La enfermedad y el sufrimiento nos hacen tomar conciencia de nuestra impotencia, de nuestros límites y de nuestra finitud. El dolor es un misterio al que hay que acercarnos con respeto y pudor, con delicadeza y realismo, reconociendo que la conciencia de nuestras limitaciones nos hace más humanos y humildes. La cuestión no es tanto preguntar porqué sufrimos, cuanto descubrir el sentido del dolor porque “la manera de sufrir es el más grande testimonio que un alma da de si misma”. El sufrimiento para el hombre es como el surco para tierra: en él podemos sembrar siempre el amor a Dios, pudiendo decir: “Ahora me alegro por los padecimientos que soporto por vosotros y completo en mi carne lo que falta a las tribulaciones de Cristo, a favor de su Cuerpo que es la Iglesia” (Col 1,24). El enfermo tiene como garantía a Jesucristo que sufre con él. Dentro de unos momentos algunos recibiréis el sacramento de la Unción de los Enfermos, en el que el Señor viene con su gracia en medio de la fragilidad humana.

Queridos enfermos y enfermas, este atardecer rezamos con vosotros y por vosotros al Señor sufriente y glorificado para que os alivie y os bendiga. Os queremos y os tenemos muy presentes en el peregrinar silencioso de nuestra existencia. También en vuestro nombre agradezco a todos los agentes de Pastoral de la Salud, médicos, enfermeros, enfermeras, capellanes de los hospitales, párrocos y demás sacerdotes comprometidos en este quehacer pastoral, a las Órdenes y Congregaciones religiosas, a los voluntarios y a cuantos se ponen siempre al servicio de la vida y ofrecen coherentemente su testimonio cristiano ante los sufrimientos, el dolor y la muerte.
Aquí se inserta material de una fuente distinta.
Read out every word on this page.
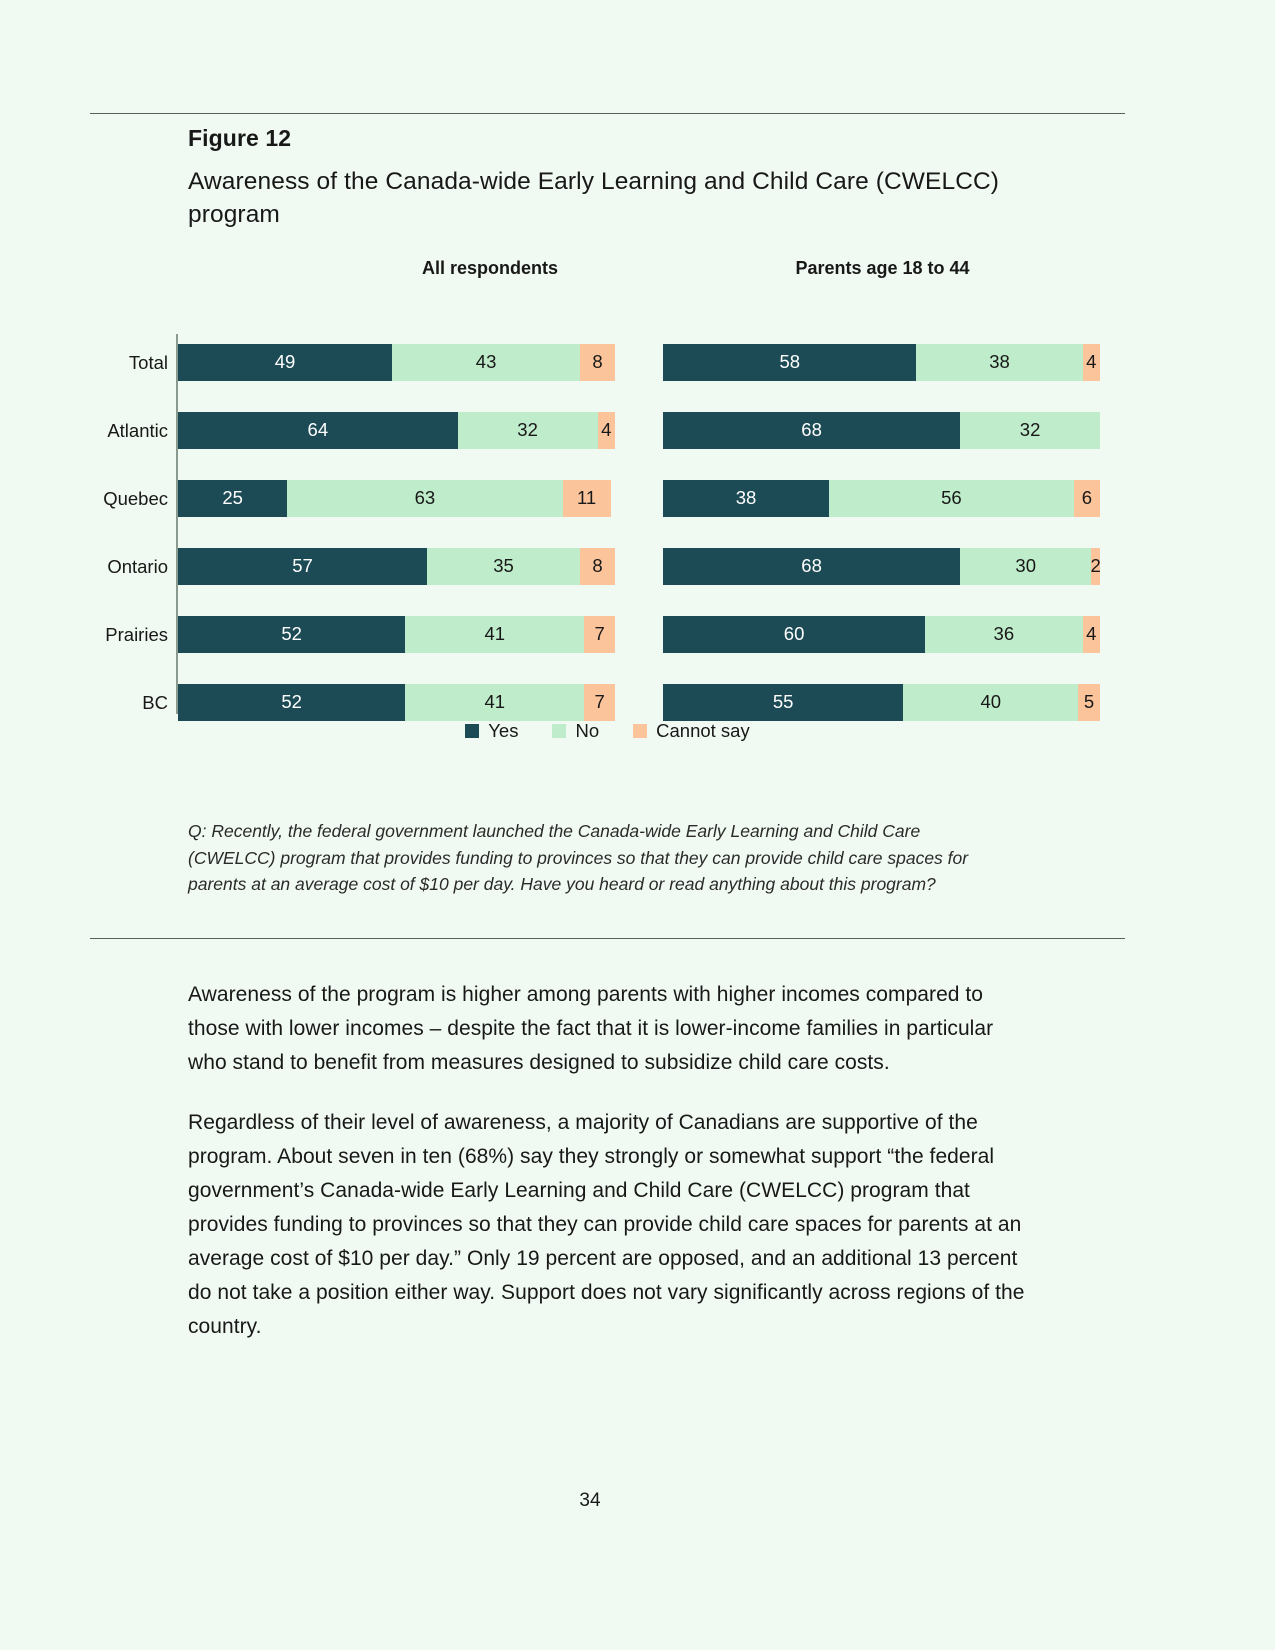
Figure 12
Awareness of the Canada-wide Early Learning and Child Care (CWELCC) program
All respondents	Parents age 18 to 44
Total	49	43	8	58	38	4
Atlantic	64	32	4	68	32
Quebec	25	63	11	38	56	6
Ontario	57	35	8	68	30	2
Prairies	52	41	7	60	36	4
BC	52	41	7	55	40	5
Yes	No	Cannot say
Q: Recently, the federal government launched the Canada-wide Early Learning and Child Care (CWELCC) program that provides funding to provinces so that they can provide child care spaces for parents at an average cost of $10 per day. Have you heard or read anything about this program?

Awareness of the program is higher among parents with higher incomes compared to those with lower incomes – despite the fact that it is lower-income families in particular who stand to benefit from measures designed to subsidize child care costs.

Regardless of their level of awareness, a majority of Canadians are supportive of the program. About seven in ten (68%) say they strongly or somewhat support “the federal government’s Canada-wide Early Learning and Child Care (CWELCC) program that provides funding to provinces so that they can provide child care spaces for parents at an average cost of $10 per day.” Only 19 percent are opposed, and an additional 13 percent do not take a position either way. Support does not vary significantly across regions of the country.

34
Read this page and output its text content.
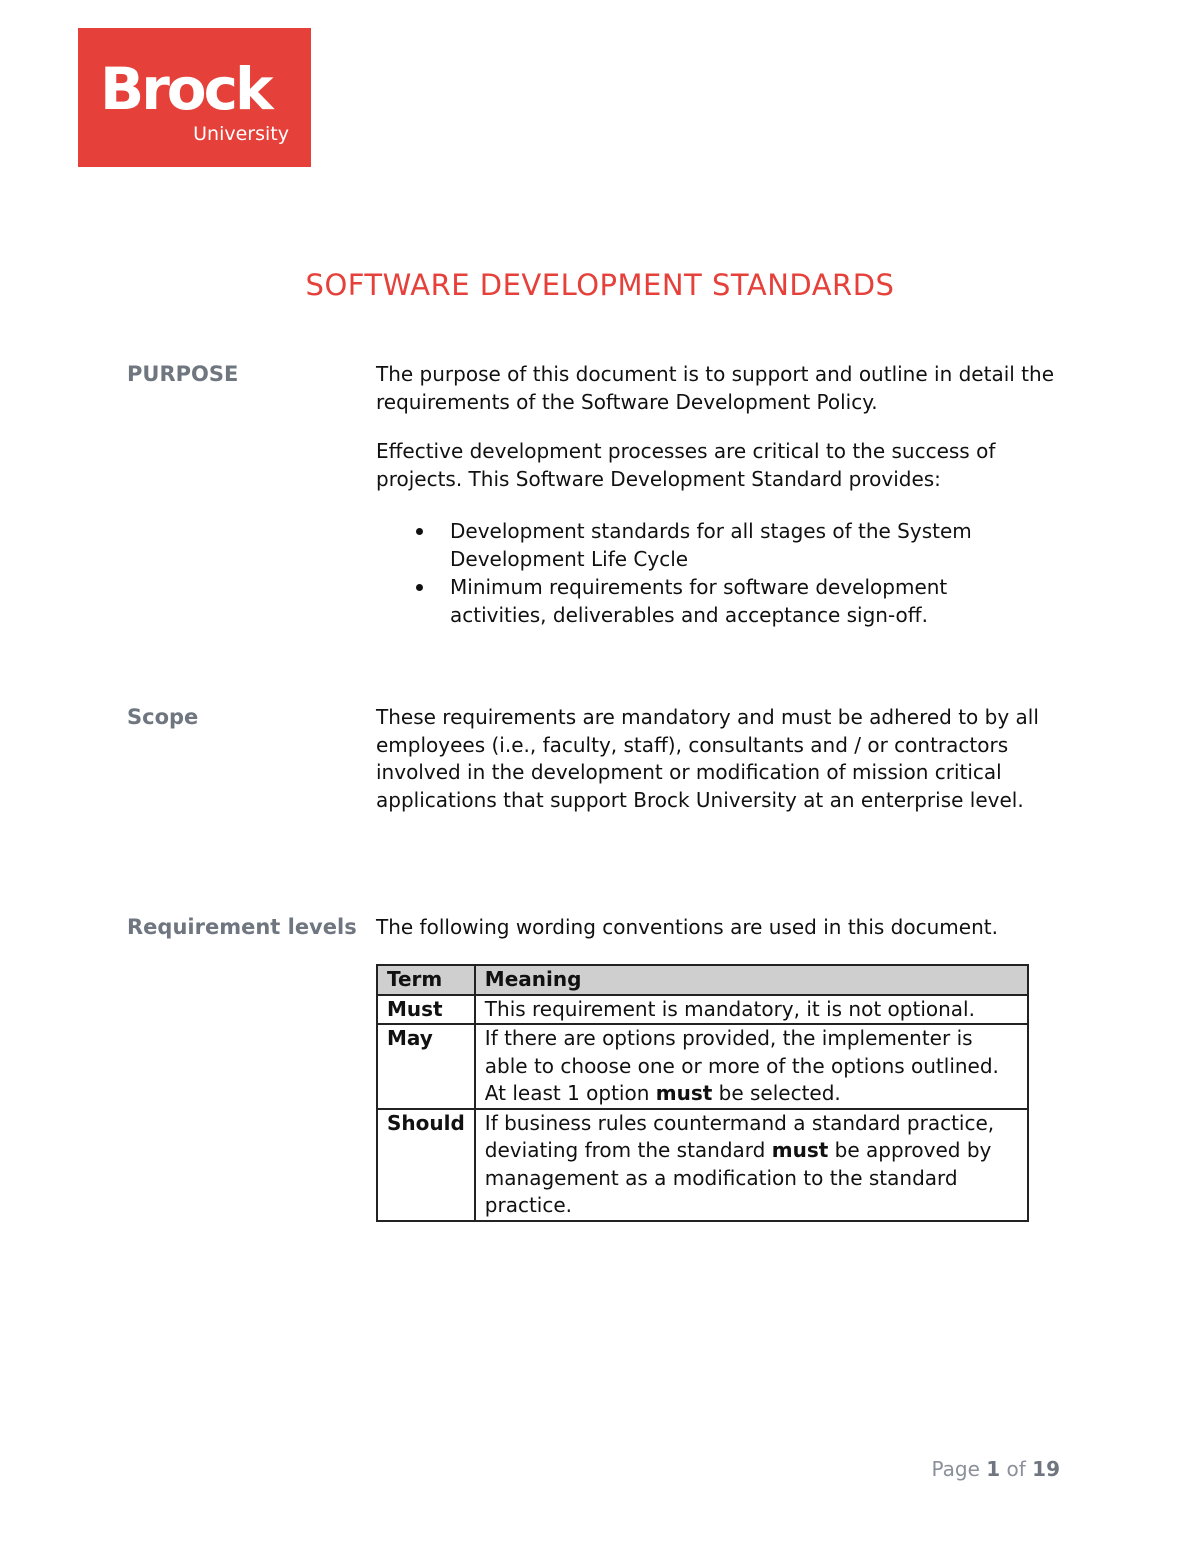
Brock
University
SOFTWARE DEVELOPMENT STANDARDS
PURPOSE	The purpose of this document is to support and outline in detail the requirements of the Software Development Policy.

Effective development processes are critical to the success of projects. This Software Development Standard provides:

Development standards for all stages of the System Development Life Cycle
Minimum requirements for software development activities, deliverables and acceptance sign-off.
Scope	These requirements are mandatory and must be adhered to by all employees (i.e., faculty, staff), consultants and / or contractors involved in the development or modification of mission critical applications that support Brock University at an enterprise level.

Requirement levels The following wording conventions are used in this document.

Term	Meaning
Must	This requirement is mandatory, it is not optional.
May	If there are options provided, the implementer is able to choose one or more of the options outlined. At least 1 option must be selected.
Should	If business rules countermand a standard practice, deviating from the standard must be approved by management as a modification to the standard practice.
Page 1 of 19
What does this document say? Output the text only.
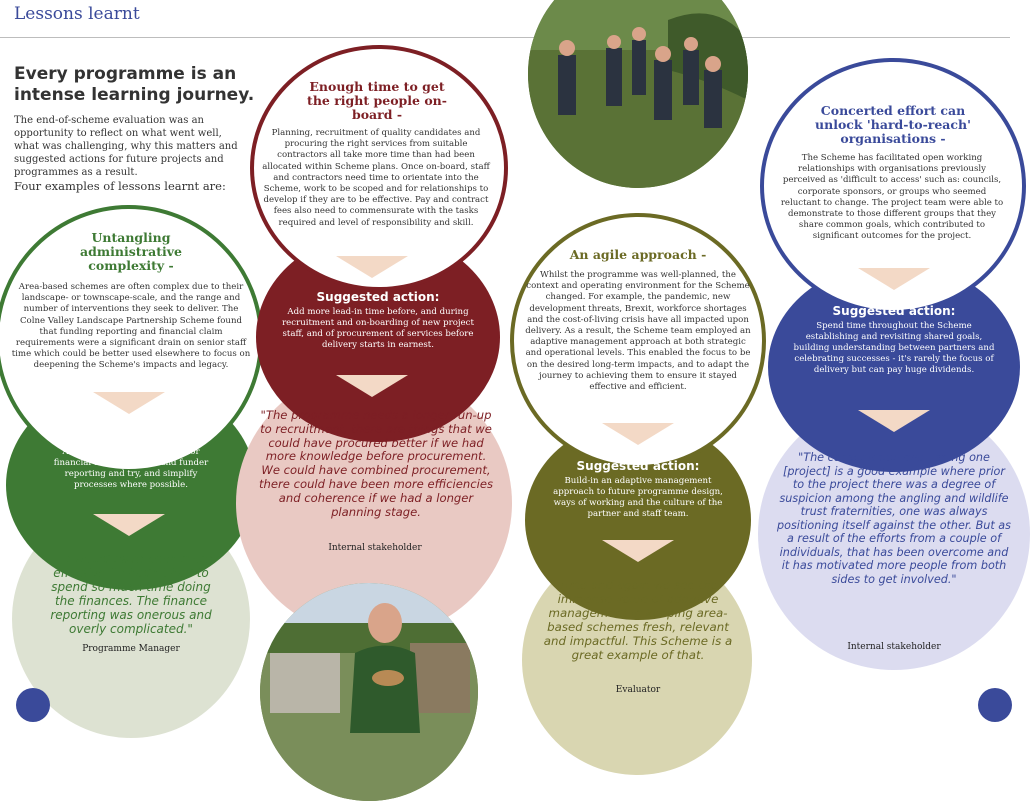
Lessons learnt
Every programme is an intense learning journey.
The end-of-scheme evaluation was an opportunity to reflect on what went well, what was challenging, why this matters and suggested actions for future projects and programmes as a result.
Four examples of lessons learnt are:
Untangling administrative complexity -
Area-based schemes are often complex due to their landscape- or townscape-scale, and the range and number of interventions they seek to deliver. The Colne Valley Landscape Partnership Scheme found that funding reporting and financial claim requirements were a significant drain on senior staff time which could be better used elsewhere to focus on deepening the Scheme's impacts and legacy.
Suggested action:
Allocate dedicated resource for financial administration and funder reporting and try, and simplify processes where possible.
"...I would have been more effective if I hadn't had to spend so much time doing the finances. The finance reporting was onerous and overly complicated."
Programme Manager
Enough time to get the right people on-board -
Planning, recruitment of quality candidates and procuring the right services from suitable contractors all take more time than had been allocated within Scheme plans. Once on-board, staff and contractors need time to orientate into the Scheme, work to be scoped and for relationships to develop if they are to be effective. Pay and contract fees also need to commensurate with the tasks required and level of responsibility and skill.
Suggested action:
Add more lead-in time before, and during recruitment and on-boarding of new project staff, and of procurement of services before delivery starts in earnest.
"The programme needs a longer run-up to recruitment, there are things that we could have procured better if we had more knowledge before procurement. We could have combined procurement, there could have been more efficiencies and coherence if we had a longer planning stage.
Internal stakeholder
An agile approach -
Whilst the programme was well-planned, the context and operating environment for the Scheme changed. For example, the pandemic, new development threats, Brexit, workforce shortages and the cost-of-living crisis have all impacted upon delivery. As a result, the Scheme team employed an adaptive management approach at both strategic and operational levels. This enabled the focus to be on the desired long-term impacts, and to adapt the journey to achieving them to ensure it stayed effective and efficient.
Suggested action:
Build-in an adaptive management approach to future programme design, ways of working and the culture of the partner and staff team.
Time and again we see the immense value of adaptive management in keeping area-based schemes fresh, relevant and impactful. This Scheme is a great example of that.
Evaluator
Concerted effort can unlock 'hard-to-reach' organisations -
The Scheme has facilitated open working relationships with organisations previously perceived as 'difficult to access' such as: councils, corporate sponsors, or groups who seemed reluctant to change. The project team were able to demonstrate to those different groups that they share common goals, which contributed to significant outcomes for the project.
Suggested action:
Spend time throughout the Scheme establishing and revisiting shared goals, building understanding between partners and celebrating successes - it's rarely the focus of delivery but can pay huge dividends.
"The conservation and fishing one [project] is a good example where prior to the project there was a degree of suspicion among the angling and wildlife trust fraternities, one was always positioning itself against the other. But as a result of the efforts from a couple of individuals, that has been overcome and it has motivated more people from both sides to get involved."
Internal stakeholder
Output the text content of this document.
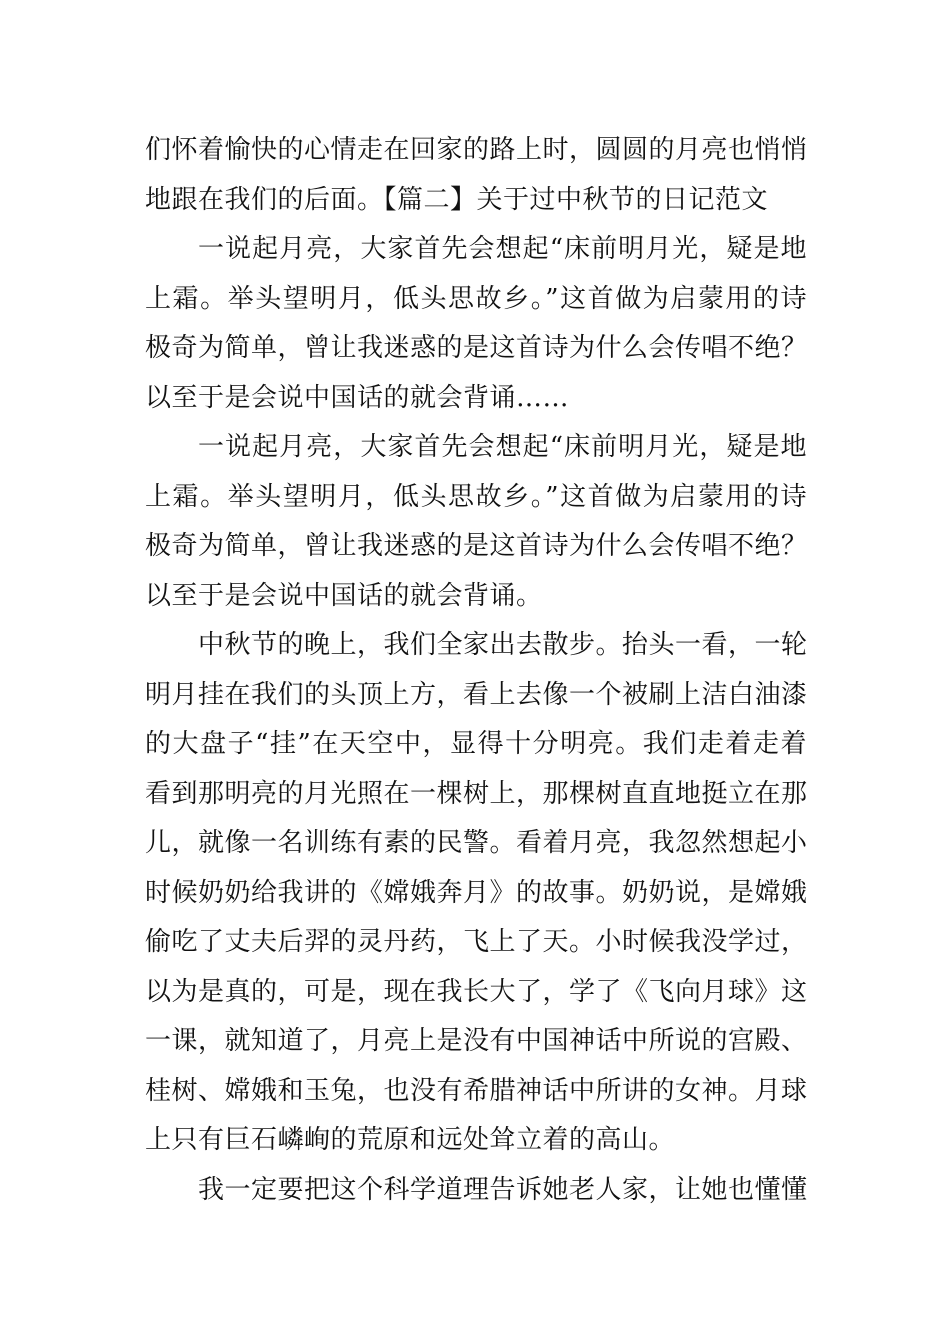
们怀着愉快的心情走在回家的路上时，圆圆的月亮也悄悄
地跟在我们的后面。【篇二】关于过中秋节的日记范文
一说起月亮，大家首先会想起“床前明月光，疑是地
上霜。举头望明月，低头思故乡。”这首做为启蒙用的诗
极奇为简单，曾让我迷惑的是这首诗为什么会传唱不绝？
以至于是会说中国话的就会背诵……
一说起月亮，大家首先会想起“床前明月光，疑是地
上霜。举头望明月，低头思故乡。”这首做为启蒙用的诗
极奇为简单，曾让我迷惑的是这首诗为什么会传唱不绝？
以至于是会说中国话的就会背诵。
中秋节的晚上，我们全家出去散步。抬头一看，一轮
明月挂在我们的头顶上方，看上去像一个被刷上洁白油漆
的大盘子“挂”在天空中，显得十分明亮。我们走着走着
看到那明亮的月光照在一棵树上，那棵树直直地挺立在那
儿，就像一名训练有素的民警。看着月亮，我忽然想起小
时候奶奶给我讲的《嫦娥奔月》的故事。奶奶说，是嫦娥
偷吃了丈夫后羿的灵丹药，飞上了天。小时候我没学过，
以为是真的，可是，现在我长大了，学了《飞向月球》这
一课，就知道了，月亮上是没有中国神话中所说的宫殿、
桂树、嫦娥和玉兔，也没有希腊神话中所讲的女神。月球
上只有巨石嶙峋的荒原和远处耸立着的高山。
我一定要把这个科学道理告诉她老人家，让她也懂懂
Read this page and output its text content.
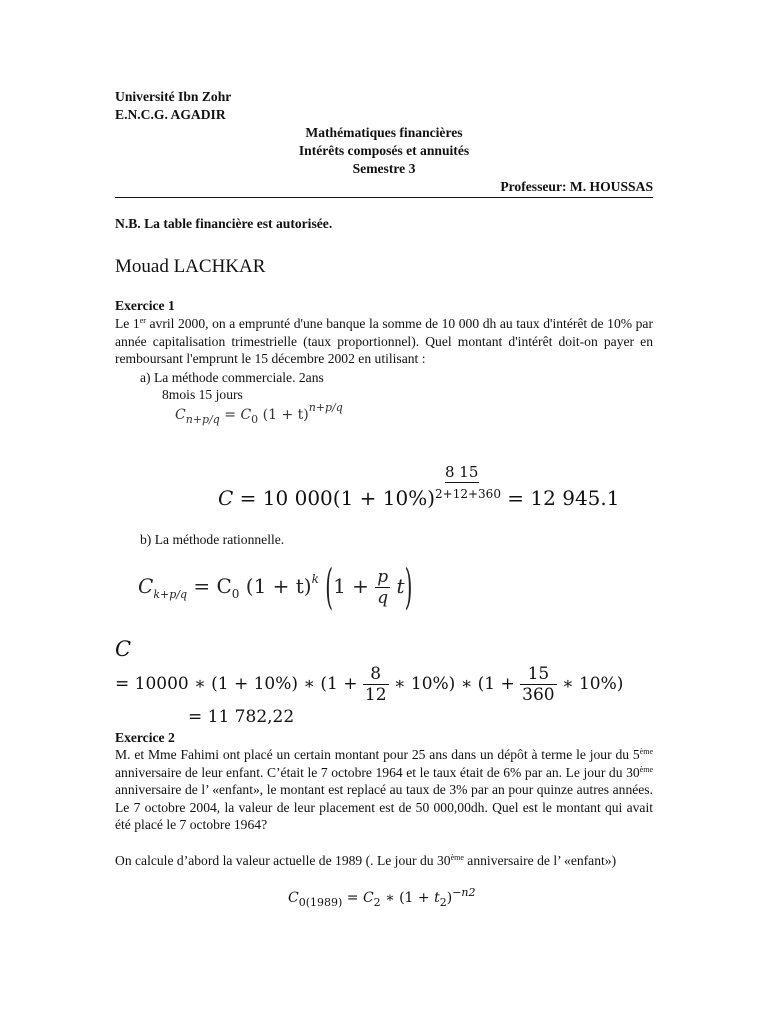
Université Ibn Zohr
E.N.C.G. AGADIR
Mathématiques financières
Intérêts composés et annuités
Semestre 3
Professeur: M. HOUSSAS
N.B. La table financière est autorisée.
Mouad LACHKAR
Exercice 1
Le 1er avril 2000, on a emprunté d'une banque la somme de 10 000 dh au taux d'intérêt de 10% par année capitalisation trimestrielle (taux proportionnel). Quel montant d'intérêt doit-on payer en remboursant l'emprunt le 15 décembre 2002 en utilisant :
a) La méthode commerciale. 2ans
8mois 15 jours
$C_{n+p/q} = C_0$ $(1 + t)^{n+p/q}$
8 15
C = 10 $000(1 + 10\%)^{2+12+360} = 12$ 945.1
b) La méthode rationnelle.
$C_{k+p/q} = C_0$ $(1 + t)^k$ $(1 + \frac{p}{q} t)$
C
= 10000 ∗ (1 + 10%) ∗ ($1 + \frac{8}{12}$ ∗ 10%) ∗ ($1 + \frac{15}{360}$ ∗ 10%)
= 11 782,22
Exercice 2
M. et Mme Fahimi ont placé un certain montant pour 25 ans dans un dépôt à terme le jour du 5ème anniversaire de leur enfant. C’était le 7 octobre 1964 et le taux était de 6% par an. Le jour du 30ème anniversaire de l’ «enfant», le montant est replacé au taux de 3% par an pour quinze autres années. Le 7 octobre 2004, la valeur de leur placement est de 50 000,00dh. Quel est le montant qui avait été placé le 7 octobre 1964?
On calcule d’abord la valeur actuelle de 1989 (. Le jour du 30ème anniversaire de l’ «enfant»)
$C_{0(1989)} = C_2$ ∗ $(1 + t_2)^{-n2}$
Como buenos samaritanos a ninguno está permitido pasar de largo ante el dolor. Con la intercesión del Apóstol Santiago y de nuestra Madre, la Virgen María, salud de los enfermos, pido al Señor para que el amor de Dios sea fuente de vuestra alegría, haciendo mía la oración del salmista: “Señor, escucha mi oración, que mi grito llegue hasta ti; no me escondas tu rostro el día de la desgracia. Inclina tu oído hacia mi; cuando te invoco escúchame enseguida” (Ps 101). Amén.

[1] JUAN PABLO II, Salvifici doloris, nº 18.